Full-Thickness Burns (Third-Degree)
Full-thickness burns extend down into the hypodermis or subcutaneous tissue (see Fig. 28-5). These burns in themselves are generally not painful; however, there may be surrounding areas of partial-thickness burns that are painful. Skin appearance can vary from waxy white to leathery gray to charred and black. The skin is dry and inelastic and does not blanch with pressure. Hairs can easily be pulled from hair follicles.

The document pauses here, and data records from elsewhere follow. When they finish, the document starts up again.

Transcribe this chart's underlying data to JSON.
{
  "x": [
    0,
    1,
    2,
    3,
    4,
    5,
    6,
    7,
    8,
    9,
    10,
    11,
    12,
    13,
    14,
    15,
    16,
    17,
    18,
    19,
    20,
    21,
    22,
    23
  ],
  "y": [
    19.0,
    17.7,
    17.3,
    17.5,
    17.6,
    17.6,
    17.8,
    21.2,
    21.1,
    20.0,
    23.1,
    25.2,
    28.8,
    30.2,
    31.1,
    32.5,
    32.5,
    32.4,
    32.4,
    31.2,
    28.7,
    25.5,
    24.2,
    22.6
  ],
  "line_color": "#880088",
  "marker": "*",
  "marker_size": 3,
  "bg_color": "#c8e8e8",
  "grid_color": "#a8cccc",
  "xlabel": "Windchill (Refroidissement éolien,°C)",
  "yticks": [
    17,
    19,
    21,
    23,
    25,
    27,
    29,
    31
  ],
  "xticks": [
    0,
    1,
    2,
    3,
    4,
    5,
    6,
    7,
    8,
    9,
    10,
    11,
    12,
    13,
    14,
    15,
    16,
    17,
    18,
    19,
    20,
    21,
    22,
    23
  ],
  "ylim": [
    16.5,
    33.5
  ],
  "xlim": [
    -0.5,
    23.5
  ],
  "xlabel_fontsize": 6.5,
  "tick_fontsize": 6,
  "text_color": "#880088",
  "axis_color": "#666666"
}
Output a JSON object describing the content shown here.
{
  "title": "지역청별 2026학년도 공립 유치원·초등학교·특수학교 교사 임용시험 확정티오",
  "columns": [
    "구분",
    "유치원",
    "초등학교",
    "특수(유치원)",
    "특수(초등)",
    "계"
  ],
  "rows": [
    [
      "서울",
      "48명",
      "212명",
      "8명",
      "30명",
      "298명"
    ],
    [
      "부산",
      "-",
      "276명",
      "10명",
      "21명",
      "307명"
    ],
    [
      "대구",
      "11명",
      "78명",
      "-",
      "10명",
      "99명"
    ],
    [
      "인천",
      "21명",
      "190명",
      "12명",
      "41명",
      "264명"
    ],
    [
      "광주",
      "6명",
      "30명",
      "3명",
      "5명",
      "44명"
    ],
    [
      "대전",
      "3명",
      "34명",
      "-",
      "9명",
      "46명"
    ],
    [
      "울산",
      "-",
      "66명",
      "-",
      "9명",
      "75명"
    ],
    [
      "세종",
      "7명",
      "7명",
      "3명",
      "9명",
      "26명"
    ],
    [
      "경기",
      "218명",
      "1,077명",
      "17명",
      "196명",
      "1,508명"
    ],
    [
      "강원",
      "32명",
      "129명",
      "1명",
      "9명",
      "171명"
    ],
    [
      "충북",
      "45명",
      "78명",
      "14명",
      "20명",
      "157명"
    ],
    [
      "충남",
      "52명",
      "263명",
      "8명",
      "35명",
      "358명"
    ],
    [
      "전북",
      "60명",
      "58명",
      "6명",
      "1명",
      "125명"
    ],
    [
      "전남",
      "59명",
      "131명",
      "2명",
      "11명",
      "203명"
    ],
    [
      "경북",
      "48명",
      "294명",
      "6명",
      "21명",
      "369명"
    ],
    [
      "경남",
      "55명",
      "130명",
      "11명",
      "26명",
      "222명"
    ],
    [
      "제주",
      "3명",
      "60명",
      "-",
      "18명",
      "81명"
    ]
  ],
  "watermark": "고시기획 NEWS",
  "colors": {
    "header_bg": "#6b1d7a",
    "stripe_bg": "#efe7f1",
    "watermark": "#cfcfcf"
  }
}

Vesicles and blisters do not develop.
Fourth-Degree Burns
Fourth-degree burns are deep and potentially life-threatening injuries that extend through the skin into underlying tissues such as fascia, muscle, and/or bone.11 However, the clinical methods outlined may not provide sufficient accuracy of evaluation of burn depth to support crucial treatment decisions, such as the extent of excision and grafting required. Laser Doppler imaging (LDI) has been shown to provide a more objective measurement on which to base the decision to operate.25
Burn Assessment
To determine the need for referral to a specialized burn unit, an assessment tool is needed to aid in the decision making process.5,11 Under this system, burns can be classified as major, moderate, and minor. This is assessed based on a number of factors, including TBSA burnt, involvement of specific anatomic zones, age, and associated injuries (Table 28-2).
TABLE 28-2
American Burn Association: Burn Injury Severity Grading System
Reproduced with permission from Hartford CE, Kealy CP: Care of outpatient burns. In Herndon DN (ed): Total Burn Care, ed 3, Philadelphia, 2007, Elsevier.
Burn Size
The Rule of Nines.
To approximate the percentage of burned surface area, the body has been divided into eleven sections: head, right arm, left arm, chest, abdomen, upper back, lower back, right thigh, left thigh, right leg (below the knee), left leg (below the knee). Each of these sections takes about 9% of the body’s skin to cover it. Added all together, these sections account for 99%. The genitals make up the last 1% (Fig. 28-6). This rule is relatively accurate in adults, but inaccurate in children. In children, the Lund-Browder chart is the recommended method because it takes into account the relative percentage of body surface area affected by growth (Table 28-3).11 In small burn injuries, the extent of injury can be quickly estimated because the palm of a patient’s hand represents approximately 1% of the TBSA.